« L’empire du confus », Geneviève Andrea Besse

L’empire du confus

 

Au réveil la radio crache le nombre de bombes qui, dans la nuit,

ont plongé Kiev dans l’obscurité.

 

Là où j’ai fui,

à la pointe extrême de l’Europe au bord de l’océan dans le printemps lumineux,

j’ai le souffle coupé.

 

Pourtant je m’étais éveillé presque gai.

La veille, au Chiado, j’avais salué la statue de Pessoa.

J’avais ri des touristes,

massés bras armés pour un selfie, avec lui.

 

Souvent la nuit je m’éveille, vers quatre heures, brusquement.

J’arrive d’un monde lointain, de forêts bruissantes, de l’empire du confus.

C’est un moment doux, posté aux frontières, mais qui dure peu.

Car la nuit tourne autour de mon corps. Elle l’encercle, pressée de l’embarquer dans un nouveau cycle. Elle prend possession un à un de ses membres, et lui, mon corps, sombrant dans l’obscurité et le silence, n’est plus que sensation, draps effleurés, fleur de peau.

Il s’abandonne à la chair des rêves, elle l’engloutit sans combat.

 

J’aime ce moment de la nuit où je me rendors.

Alors commence un nouveau voyage vers des pays plus vrais.

Les réminiscences de la journée se posent sur mes paupières, d’autres surgissent de rivières plus profondes, et des pactes secrets se nouent.

 

Au réveil la radio crache le nombre d’obus qui,

dans la nuit,

ont criblé la ville, défigurée.

 

Dans mon rêve je me promenais au Bairro Alto,

sous un ciel sans étoiles j’entrais à l’hôpital

Saint-Louis dans cet immeuble de biais, derrière la Rua Da Rosa,

où le poète intranquille finit ses jours.

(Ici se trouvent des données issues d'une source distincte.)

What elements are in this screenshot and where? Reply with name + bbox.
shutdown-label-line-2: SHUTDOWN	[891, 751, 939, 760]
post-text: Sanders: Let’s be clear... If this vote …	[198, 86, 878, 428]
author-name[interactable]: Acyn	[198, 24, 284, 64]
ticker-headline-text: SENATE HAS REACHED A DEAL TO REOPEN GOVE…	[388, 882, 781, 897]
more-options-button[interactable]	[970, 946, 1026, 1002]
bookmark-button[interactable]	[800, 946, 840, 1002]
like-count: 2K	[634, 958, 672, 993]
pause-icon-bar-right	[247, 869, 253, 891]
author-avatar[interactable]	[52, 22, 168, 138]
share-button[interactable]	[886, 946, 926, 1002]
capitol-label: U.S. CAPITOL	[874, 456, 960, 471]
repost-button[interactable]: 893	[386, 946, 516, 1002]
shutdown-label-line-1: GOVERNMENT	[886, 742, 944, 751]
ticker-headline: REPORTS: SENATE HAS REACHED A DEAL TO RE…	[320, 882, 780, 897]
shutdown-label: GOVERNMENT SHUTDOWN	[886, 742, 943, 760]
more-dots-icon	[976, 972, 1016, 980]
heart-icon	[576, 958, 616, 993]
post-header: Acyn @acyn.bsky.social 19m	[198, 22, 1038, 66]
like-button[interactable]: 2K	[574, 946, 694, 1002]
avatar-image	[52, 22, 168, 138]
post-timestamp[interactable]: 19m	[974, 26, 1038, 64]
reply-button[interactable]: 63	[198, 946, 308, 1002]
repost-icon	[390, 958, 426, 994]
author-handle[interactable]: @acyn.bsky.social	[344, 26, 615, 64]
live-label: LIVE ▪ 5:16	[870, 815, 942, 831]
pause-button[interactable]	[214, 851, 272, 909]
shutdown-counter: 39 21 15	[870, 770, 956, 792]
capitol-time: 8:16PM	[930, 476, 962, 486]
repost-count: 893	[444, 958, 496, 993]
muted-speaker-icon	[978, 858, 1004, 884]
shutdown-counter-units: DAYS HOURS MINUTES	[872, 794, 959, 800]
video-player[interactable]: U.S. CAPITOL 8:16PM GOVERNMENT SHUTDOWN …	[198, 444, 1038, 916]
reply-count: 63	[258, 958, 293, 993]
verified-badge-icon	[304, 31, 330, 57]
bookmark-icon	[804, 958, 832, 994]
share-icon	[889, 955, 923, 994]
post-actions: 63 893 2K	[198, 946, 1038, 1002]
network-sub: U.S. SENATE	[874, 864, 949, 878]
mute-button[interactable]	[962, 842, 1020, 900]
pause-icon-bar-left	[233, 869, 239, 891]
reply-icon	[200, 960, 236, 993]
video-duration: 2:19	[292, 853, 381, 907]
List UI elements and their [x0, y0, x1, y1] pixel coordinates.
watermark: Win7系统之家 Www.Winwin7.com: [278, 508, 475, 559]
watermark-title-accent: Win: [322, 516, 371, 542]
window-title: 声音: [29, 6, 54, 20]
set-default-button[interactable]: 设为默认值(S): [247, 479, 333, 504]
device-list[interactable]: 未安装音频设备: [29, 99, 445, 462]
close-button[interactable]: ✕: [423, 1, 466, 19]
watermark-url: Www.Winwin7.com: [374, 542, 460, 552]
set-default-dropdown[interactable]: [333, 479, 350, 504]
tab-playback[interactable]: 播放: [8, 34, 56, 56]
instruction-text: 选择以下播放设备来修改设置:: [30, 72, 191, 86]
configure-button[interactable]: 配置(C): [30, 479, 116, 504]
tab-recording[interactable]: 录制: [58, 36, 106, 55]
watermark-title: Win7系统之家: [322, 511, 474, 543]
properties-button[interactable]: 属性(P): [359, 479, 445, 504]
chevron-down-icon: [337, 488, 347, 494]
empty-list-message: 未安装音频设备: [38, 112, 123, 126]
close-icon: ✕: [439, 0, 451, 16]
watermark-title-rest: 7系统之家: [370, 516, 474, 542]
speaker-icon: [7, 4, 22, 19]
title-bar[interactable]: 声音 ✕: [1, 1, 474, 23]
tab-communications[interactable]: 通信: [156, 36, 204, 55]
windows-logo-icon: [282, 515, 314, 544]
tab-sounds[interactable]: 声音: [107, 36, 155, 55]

Une voix de femme me conduisait à sa chambre

C’est là sa dernière demeure, vous voyez, de cette fenêtre, il regardait

le clair de lune, guettait le jour et l’aube,

jusqu’à sa nuit.

 

La lune avait les traits de Pessoa. Penchez-vous, penchez-vous encore,

disait la voix, c’est là qu’il est mort !

Etait-elle blonde aux joues rondes, cette voix invisible, ou brune et fine,

comme les filles de Lisboa ?

Violemment elle a poussé ses doigts sur mes reins.

Avant de basculer, avant de dormir pour toujours,

mon cœur s’est soulevé, et j’ai crié.

 

Au réveil la radio crache le nombre de drones qui,

dans la nuit,

ont ciblé des vies, pour l’éternité.

 

Je ne dors plus, les pactes secrets sont brisés.

Grand ouvert dans le noir, je vois la pulpe de mon rêve, rouge, effilochée.

 

En allant vers le Bairro Alto, je croise un kiosque à journaux.

À la une, des photos, visages rougis, pommettes saillantes,

des corps noircis

qui n’acquiescent plus qu’à la nuit.

 

Sur la photo vous êtes blonde, pommettes saillantes,

vos yeux sont rouges et fixes, inexpressifs.

Vous serrez un chaton dans vos bras.

Derrière vous, au sol,

dans la salle de danse mitraillée,

des têtes alignées,

comme des tournesols brûlés, à la fin de l’été.

 

Le long du Tage, les mouettes crient,

mon cœur se serre en pensant à vous.

Les abris, la peur, la faim.

Me reviennent les récits de ma mère,

de son enfance pendant la guerre,

la nuit totalitaire

 

l’espoir effiloché d’une aube moins amère.